CSCMP's Supply Chain Quarterly
October 21, 2018
Forward Thinking

Study finds stores are weak link in omnichannel supply chain

Most retailers have yet to bring the same level of order-fulfillment accuracy they've achieved in distribution centers to their retail outlets.

Recent research on omnichannel distribution undertaken by our sister publication, DC Velocity, and ARC Advisory Group found that filling orders at stores rather than at distribution centers is likely to create logistics challenges for retailers.

The research was based on the information provided by 177 qualified respondents who indicated that their companies sell merchandise through both traditional bricks-and-mortar retail outlets and websites. Almost 60 percent of those respondents worked in the supply chain function, while another 11 percent were in store operations.

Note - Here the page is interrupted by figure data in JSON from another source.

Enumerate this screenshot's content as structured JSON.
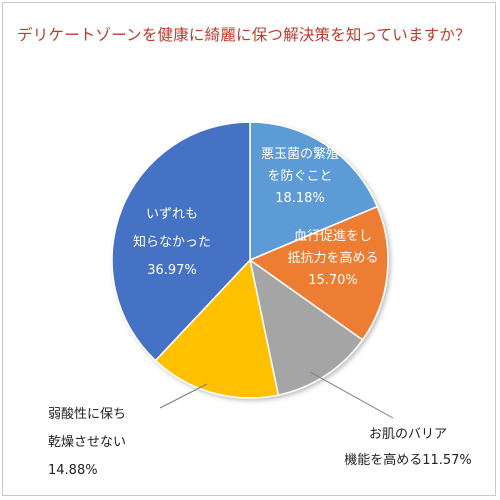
{
  "chart_data": {
    "type": "pie",
    "title": "デリケートゾーンを健康に綺麗に保つ解決策を知っていますか？",
    "slices": [
      {
        "lines": [
          "悪玉菌の繁殖",
          "を防ぐこと",
          "18.18%"
        ],
        "value": 18.18,
        "color": "#5b9bd5",
        "text_color": "#ffffff"
      },
      {
        "lines": [
          "血行促進をし",
          "抵抗力を高める",
          "15.70%"
        ],
        "value": 15.7,
        "color": "#ed7d31",
        "text_color": "#ffffff"
      },
      {
        "lines": [
          "お肌のバリア",
          "機能を高める11.57%"
        ],
        "value": 11.57,
        "color": "#a5a5a5",
        "text_color": "#222222"
      },
      {
        "lines": [
          "弱酸性に保ち",
          "乾燥させない",
          "14.88%"
        ],
        "value": 14.88,
        "color": "#ffc000",
        "text_color": "#222222"
      },
      {
        "lines": [
          "いずれも",
          "知らなかった",
          "36.97%"
        ],
        "value": 36.97,
        "color": "#4472c4",
        "text_color": "#ffffff"
      }
    ],
    "start_angle_deg": 0,
    "direction": "clockwise",
    "legend": "none"
  }
}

Ten percent said their main job function involved e-commerce, 7 percent were in information technology, and the remaining respondents either cited "other" as their job function or did not specify one.

As for how retailers are filling their online orders, the study found that stores are playing a significant—and growing—role. Thirty-five percent of retailers fill Web orders from stock in their retail stores, and another 18 percent are doing so but only at selected stores. However, 56 percent of the respondents who are not currently filling online orders from store stocks said they plan to begin doing so within the next few years.

The study also found that while most respondents understand the costs associated with distribution center operations, they don't have a similarly clear understanding of the costs involved in store-based fulfillment. For example, 78 percent of respondents said they knew the cost of picking individual items, or "eaches," by stock-keeping unit (SKU) or product class in their e-commerce distribution center. But only 38 percent could pin down the corresponding costs for the back room of a store, and only 29 percent said they understood the expenses associated with picking eaches in the front of the store. In addition, while 70 percent said they could break out their transportation costs by SKU or product class for deliveries from an e-commerce DC, only 57 percent had that same level of understanding for shipments from a store.

While retailers may be shifting more of their e-commerce fulfillment activities to the stores, it's not clear they have the proper groundwork in place, particularly where inventory accuracy is concerned. Today, cycle-count accuracy levels at DCs that use warehouse management software in conjunction with automatic identification exceed 99.9 percent. Accuracy at the stores, however, seems to be falling far short of that mark. Only 30 percent of respondents said their store inventory accuracy level was 98 percent or higher. Another 32 percent said store inventory accuracy rates fell between 95 and 97.9 percent, while 15 percent characterized their accuracy rates as between 90 and 94.9 percent. At the low end of the spectrum, 17 percent said it was below 90 percent and, surprisingly, 6 percent did not measure inventory accuracy at the store.

The study also looked at how retailers are getting online orders filled at the store into customers' hands. Eighty percent rely on parcel carriers, 51 percent are doing "drop shipping" with partners, and 43 percent use third-party logistics (3PL) delivery services. Of note was the fact that 31 percent engaged couriers and another 21 percent relied on a store fleet. Three percent reported that the store staff was making deliveries either with their own vehicles, or by travel via subways or on foot.

Based on the research, the study concludes that store fulfillment activities, at the moment largely under the control of store operations, lack the precision of execution found in distribution centers. Unless they adopt established distribution practices in the store, retailers will continue to struggle with omnichannel distribution.